Analytical and numerical schemes for a derivative with filtering property and no singular kernel with applications to diffusion

Abstract.

There have been numbers of conflicting and confusing situations, but also uniformity, in the application of the two most popular fractional derivatives, namely the classic Riemann-Liouville and Caputo fractional derivatives. The range of these issues is wide, including the initialization with the Caputo derivative and its observed difficulties compared to the Riemann-Liouville initialization conditions. In this paper, being aware of these issues and reacting to the newly introduced Caputo-Fabrizio fractional derivative (CFFD) without singular kernel, we introduce a new definition of fractional derivative called the new Riemann-Liouville fractional derivative (NRLFD) without singular kernel. The filtering property of the NRLFD is pointed out by showing it as the derivative of a convolution and contrary to the CFFD, it matches with the function when the order is zero. We also explore various scientific situations that may be conflicting and confusing in the applicability of both new derivatives. In particular, we show that both definitions still have some basic similarities, like not obeying the traditional chain rule. Furthermore, we provide the explicit formula for the Laplace transform of the NRLFD and we prove that, contrary to the CFFD, the NRLFD requires non-constant initial conditions and does not require the function f to be continuous or differentiable.
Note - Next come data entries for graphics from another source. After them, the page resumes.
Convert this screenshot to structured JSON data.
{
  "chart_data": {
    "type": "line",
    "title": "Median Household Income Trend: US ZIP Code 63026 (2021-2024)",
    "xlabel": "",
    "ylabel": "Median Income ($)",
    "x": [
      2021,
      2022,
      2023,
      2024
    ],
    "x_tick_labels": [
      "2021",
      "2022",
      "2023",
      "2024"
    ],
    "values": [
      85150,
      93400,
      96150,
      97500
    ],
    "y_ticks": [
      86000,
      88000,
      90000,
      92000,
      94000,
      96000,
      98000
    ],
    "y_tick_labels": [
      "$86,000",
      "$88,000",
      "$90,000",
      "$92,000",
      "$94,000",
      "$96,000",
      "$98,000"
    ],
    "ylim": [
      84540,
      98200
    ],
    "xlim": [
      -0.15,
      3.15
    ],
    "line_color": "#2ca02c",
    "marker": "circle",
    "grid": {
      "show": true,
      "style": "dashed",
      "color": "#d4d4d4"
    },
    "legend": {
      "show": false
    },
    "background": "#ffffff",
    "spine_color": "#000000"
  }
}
Some simulations for the NRLFD are presented for different values of the derivative order. In the second part of this work, numerical approximations for the first- and second-order NRLFD are developped followed by a concrete application to diffusion. The stability of the numerical scheme is proved and numerical simulations are performed for different values of the derivative order \( \alpha\). They exhibit similar behavior for closed values of \( \alpha\).